Todo marchaba con normalidad hasta que un vuelo rutinario se transformó en una escena aterradora.

El domingo 31 de agosto, en el aeropuerto Palonegro de Bucaramanga, el vuelo 8579 de Avianca ya estaba listo para despegar. Los pasajeros ocupaban sus asientos y el despegue a Bogotá estaba pautado para la 1:52 p.m.

Un joven, vestido con gorra beige, pantalón gris y zapatos nuevos, se levantó de su asiento 24D. Su atuendo llamativo y su maleta aún con etiqueta encendieron las alarmas.
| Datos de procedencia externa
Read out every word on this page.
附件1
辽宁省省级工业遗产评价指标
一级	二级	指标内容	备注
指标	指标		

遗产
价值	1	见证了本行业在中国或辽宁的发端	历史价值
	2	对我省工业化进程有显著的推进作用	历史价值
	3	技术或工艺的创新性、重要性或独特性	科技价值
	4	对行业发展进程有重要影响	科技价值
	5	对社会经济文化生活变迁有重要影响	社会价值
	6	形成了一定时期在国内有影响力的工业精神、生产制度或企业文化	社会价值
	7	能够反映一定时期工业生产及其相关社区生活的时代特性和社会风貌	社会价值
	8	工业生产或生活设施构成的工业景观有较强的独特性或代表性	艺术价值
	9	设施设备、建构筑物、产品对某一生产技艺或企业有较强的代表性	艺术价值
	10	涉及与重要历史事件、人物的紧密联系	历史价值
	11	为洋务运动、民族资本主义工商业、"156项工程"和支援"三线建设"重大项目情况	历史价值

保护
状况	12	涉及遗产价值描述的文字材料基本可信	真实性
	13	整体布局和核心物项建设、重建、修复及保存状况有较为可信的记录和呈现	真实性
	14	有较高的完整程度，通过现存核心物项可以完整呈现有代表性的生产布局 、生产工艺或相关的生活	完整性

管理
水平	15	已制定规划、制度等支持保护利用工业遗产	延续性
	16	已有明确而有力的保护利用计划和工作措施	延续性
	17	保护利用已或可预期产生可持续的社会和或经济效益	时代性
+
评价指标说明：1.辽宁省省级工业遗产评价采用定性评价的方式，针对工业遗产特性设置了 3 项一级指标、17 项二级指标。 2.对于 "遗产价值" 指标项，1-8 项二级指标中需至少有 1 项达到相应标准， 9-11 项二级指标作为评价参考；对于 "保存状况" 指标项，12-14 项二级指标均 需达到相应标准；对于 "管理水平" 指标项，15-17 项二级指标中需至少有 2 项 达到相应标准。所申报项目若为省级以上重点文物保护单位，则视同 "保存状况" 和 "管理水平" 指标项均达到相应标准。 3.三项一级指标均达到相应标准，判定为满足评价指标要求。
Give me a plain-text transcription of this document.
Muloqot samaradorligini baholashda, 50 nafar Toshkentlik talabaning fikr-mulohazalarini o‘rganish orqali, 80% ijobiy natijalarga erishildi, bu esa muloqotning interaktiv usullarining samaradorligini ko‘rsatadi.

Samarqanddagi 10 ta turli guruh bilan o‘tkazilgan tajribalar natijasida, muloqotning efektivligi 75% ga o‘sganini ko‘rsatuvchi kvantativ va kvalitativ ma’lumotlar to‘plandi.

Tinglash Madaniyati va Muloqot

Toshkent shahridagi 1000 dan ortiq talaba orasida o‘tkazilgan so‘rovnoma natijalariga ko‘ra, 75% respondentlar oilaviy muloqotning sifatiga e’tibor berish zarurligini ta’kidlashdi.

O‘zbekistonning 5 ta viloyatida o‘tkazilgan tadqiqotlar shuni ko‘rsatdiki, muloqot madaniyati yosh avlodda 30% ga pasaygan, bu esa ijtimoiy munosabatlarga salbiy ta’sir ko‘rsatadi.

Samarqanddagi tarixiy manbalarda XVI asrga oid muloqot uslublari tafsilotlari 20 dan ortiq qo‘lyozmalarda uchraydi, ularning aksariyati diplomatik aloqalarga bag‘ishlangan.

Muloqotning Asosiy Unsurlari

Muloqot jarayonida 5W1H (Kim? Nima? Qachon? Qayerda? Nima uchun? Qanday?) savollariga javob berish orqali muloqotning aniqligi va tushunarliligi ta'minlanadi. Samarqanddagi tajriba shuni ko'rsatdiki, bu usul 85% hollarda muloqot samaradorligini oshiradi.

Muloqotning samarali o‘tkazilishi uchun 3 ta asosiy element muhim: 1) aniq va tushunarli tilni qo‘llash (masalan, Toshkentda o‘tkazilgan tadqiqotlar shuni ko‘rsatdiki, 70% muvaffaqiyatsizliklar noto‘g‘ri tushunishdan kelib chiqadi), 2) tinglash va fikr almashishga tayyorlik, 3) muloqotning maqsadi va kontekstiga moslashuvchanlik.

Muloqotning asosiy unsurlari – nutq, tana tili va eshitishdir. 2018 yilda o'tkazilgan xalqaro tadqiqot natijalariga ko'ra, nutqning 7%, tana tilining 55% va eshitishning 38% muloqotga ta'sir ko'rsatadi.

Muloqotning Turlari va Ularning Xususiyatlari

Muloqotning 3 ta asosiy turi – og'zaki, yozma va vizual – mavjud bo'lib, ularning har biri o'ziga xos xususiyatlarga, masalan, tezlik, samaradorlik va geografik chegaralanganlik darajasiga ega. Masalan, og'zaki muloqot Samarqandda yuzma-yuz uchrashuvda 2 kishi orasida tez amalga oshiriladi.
Caminó hacia adelante mientras hablaba de forma alterada. Uno de los pasajeros lo describió como “psicosiado”, y el terror estalló en la cabina.

“Les estoy dando la oportunidad”: una amenaza que congeló a todos

La frase del pasajero resonó en cada rincón del avión: “Esto yo lo hago por ustedes”. Fue el disparador del miedo colectivo. Gloria Díaz Martínez, exconcejal que también viajaba, compartió en redes que rápidamente activaron los protocolos de seguridad y evacuaron la aeronave.

El ambiente se volvió claustrofóbico. Una pasajera relató que se le heló el cuerpo mientras sus pensamientos volaban hacia lo peor: ¿sería un atentado? La incertidumbre creció cuando el hombre siguió diciendo frases como “me acuerdo de todos ustedes, voy a ir a buscarlos”.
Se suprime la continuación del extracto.